The Greek campaign, in which Australian, British and New Zealand troops, under the command of the British general, Sir Henry Maitland Wilson, supported Greek forces against the Axis powers, was an ill-planned, disastrous and short campaign. It resulted from Britain's earlier guarantee to support Greece if it were attacked without provocation.

The Greeks, assisted by British forces, had defeated an Italian invasion in October 1940. On 6 April 1941, German forces attacked Greece and Yugoslavia simultaneously. British Prime Minister Winston Churchill was unable to secure support from Turkey for an Allied Balkan front; furthermore, the Australian and New Zealand governments, who provided most of the troops, were not privy to the planning of the operation.

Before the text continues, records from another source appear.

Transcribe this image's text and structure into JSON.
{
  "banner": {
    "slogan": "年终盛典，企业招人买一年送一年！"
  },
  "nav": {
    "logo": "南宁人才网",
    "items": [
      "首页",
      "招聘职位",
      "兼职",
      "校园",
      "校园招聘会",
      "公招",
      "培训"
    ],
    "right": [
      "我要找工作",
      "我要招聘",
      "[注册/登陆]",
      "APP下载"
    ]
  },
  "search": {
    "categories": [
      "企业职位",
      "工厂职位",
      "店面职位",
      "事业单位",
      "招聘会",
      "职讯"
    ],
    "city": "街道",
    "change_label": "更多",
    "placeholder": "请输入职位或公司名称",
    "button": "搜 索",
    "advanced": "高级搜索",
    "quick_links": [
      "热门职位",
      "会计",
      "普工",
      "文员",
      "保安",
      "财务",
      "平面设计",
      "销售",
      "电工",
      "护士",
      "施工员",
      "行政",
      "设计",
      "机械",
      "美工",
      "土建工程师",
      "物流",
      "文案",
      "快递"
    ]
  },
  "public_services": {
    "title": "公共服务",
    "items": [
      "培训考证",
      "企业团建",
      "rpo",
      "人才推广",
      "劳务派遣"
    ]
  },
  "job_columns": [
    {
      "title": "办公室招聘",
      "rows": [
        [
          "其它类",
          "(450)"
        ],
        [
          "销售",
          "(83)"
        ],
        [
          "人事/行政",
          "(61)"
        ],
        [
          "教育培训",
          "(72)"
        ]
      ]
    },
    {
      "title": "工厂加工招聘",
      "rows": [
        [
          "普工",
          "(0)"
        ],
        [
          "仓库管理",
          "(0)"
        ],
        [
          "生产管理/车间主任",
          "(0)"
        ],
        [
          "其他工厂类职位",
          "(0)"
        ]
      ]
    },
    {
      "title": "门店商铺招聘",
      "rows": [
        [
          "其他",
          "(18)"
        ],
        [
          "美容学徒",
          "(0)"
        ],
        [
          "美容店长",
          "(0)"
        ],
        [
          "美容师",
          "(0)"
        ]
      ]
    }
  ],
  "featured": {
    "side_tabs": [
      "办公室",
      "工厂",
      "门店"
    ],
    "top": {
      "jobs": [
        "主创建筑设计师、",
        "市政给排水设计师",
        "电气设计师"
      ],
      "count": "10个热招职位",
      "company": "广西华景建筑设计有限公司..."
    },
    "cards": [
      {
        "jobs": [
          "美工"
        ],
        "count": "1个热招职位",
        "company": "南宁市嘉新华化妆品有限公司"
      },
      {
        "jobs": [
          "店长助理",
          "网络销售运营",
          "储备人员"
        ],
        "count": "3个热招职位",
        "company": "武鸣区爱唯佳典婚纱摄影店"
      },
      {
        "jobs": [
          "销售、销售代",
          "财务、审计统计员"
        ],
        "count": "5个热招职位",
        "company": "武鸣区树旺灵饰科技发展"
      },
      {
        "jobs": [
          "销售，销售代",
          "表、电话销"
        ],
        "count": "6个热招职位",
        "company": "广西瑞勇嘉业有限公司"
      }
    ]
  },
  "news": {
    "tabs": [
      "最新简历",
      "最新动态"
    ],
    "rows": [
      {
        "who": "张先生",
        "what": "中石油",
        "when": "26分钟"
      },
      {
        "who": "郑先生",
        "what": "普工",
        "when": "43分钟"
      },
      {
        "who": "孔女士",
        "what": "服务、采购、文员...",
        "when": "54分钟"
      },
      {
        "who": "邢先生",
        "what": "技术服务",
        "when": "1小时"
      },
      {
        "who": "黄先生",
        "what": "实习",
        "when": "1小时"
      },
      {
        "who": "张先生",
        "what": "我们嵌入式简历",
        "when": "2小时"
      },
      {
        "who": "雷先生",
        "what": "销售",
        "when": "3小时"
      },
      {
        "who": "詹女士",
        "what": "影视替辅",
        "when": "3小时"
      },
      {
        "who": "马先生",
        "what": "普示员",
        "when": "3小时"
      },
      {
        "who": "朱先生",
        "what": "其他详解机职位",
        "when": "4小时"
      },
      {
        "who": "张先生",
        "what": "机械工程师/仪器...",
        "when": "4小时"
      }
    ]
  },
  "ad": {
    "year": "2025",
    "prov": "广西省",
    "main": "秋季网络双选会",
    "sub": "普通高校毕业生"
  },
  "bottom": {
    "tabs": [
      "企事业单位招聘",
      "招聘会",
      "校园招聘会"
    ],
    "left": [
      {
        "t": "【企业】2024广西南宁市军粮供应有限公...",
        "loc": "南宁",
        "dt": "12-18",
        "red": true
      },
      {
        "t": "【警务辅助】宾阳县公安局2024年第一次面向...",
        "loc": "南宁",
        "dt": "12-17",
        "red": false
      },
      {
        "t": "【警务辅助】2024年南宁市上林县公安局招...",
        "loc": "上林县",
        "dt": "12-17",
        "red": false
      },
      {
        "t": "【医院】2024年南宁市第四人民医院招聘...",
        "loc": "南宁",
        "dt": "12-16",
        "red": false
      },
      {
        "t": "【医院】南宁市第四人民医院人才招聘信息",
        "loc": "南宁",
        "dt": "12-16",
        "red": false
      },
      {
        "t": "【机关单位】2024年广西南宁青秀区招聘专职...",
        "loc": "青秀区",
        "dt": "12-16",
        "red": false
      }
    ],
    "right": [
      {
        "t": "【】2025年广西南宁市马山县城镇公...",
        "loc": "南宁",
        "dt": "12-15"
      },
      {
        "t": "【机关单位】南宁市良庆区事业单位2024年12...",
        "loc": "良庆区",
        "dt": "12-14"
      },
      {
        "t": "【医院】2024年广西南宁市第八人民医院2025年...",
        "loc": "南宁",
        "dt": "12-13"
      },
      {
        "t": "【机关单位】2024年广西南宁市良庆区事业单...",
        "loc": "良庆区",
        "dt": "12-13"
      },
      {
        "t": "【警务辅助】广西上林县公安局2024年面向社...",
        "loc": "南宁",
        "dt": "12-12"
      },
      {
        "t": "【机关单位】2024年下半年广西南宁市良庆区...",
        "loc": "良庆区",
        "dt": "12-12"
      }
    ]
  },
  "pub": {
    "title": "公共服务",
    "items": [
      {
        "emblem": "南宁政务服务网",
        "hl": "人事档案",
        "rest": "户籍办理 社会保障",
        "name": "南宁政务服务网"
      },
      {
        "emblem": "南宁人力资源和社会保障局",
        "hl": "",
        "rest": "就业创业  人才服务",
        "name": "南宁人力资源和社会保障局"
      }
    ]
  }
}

Prime Minister Robert Menzies was uneasy about the operation and sought unsuccessfully to have it reassessed.

From the outset, the Allied forces were vastly outnumbered. Some 58,000 men, including two thirds of the Australian 6th Division, were transported from Africa and, together with the Greek Army, faced two German armies: the 12th, consisting of 13 divisions, and the 2nd, with 15 divisions, and including four armoured divisions in each. The campaign was hindered by poor communications between the Greek and British commanders, the primitive road and rail system in Greece, the difficult terrain, and the speed and success of the German advance. On the first day, the Germans made a devastating air attack on Piraeus; the Allies lost the initiative and never regained it. Yugoslavia capitulated quickly, cutting the Greek supply route to its forces on the Italian front. Within a week, General Wilson's forces were in retreat.

Lieutenant General John Coates has summed up the campaign thus:

Yet, as in almost every Allied campaign in the early part of the war, the worst mistakes of the politicians and strategists were moderated by the bravery, fighting qualities and sheer dogged determination of the troops. Greece was no exception.

Australian and New Zealand troops (redesignated the ANZAC Corps) undertook some very successful local fighting but withdrawal was soon inevitable. The occupation of historic Thermopylae Pass by Vasey's 19th Brigade was merely a respite in the retreat down to Athens. The evacuation began on 24 April and over 50,000 troops were removed over five successive nights. A number of small, isolated groups and individual Allied soldiers who had been cut off from the retreat were left behind in Greece. Many of these escaped largely owing to the bravery of the Greek people who assisted them.

Over 26,000 weary Allied troops landed on Crete in the last week of April 1941. They remained on the island for less than a month. In a brief, savage campaign, the Australians inflicted heavy losses on the German paratroopers. One German battalion lost more than two-thirds of its men. Another rearguard action by the 2/7th Battalion, AIF, and the New Zealand Maori battalion left 280 German dead and allowed the retreating forces to reach the evacuation point in Suda Bay. HMAS Perth was hit while carrying members of the AIF back to Egypt. The British admiral in charge of evacuation called it "a disastrous period in our naval history".

Although 15,000 men were evacuated by ships of the Royal Navy and the Royal Australian Navy, some 12,000 Allied troops, including 3,000 Australians, were left on Crete and most became prisoners of war of the Germans. As in Greece, some made daring escapes. Many were sheltered by the people of Crete. The war cemetery at Suda contains the graves of 139 men of the AIF and the RAAF.

The Greek campaign remains controversial. It did not succeed in its primary object to assist the effective defence of Greece, and the Australians and New Zealanders sustained heavy losses. Afterwards, both the 6th Australian and the 2nd New Zealand Divisions had to be rebuilt.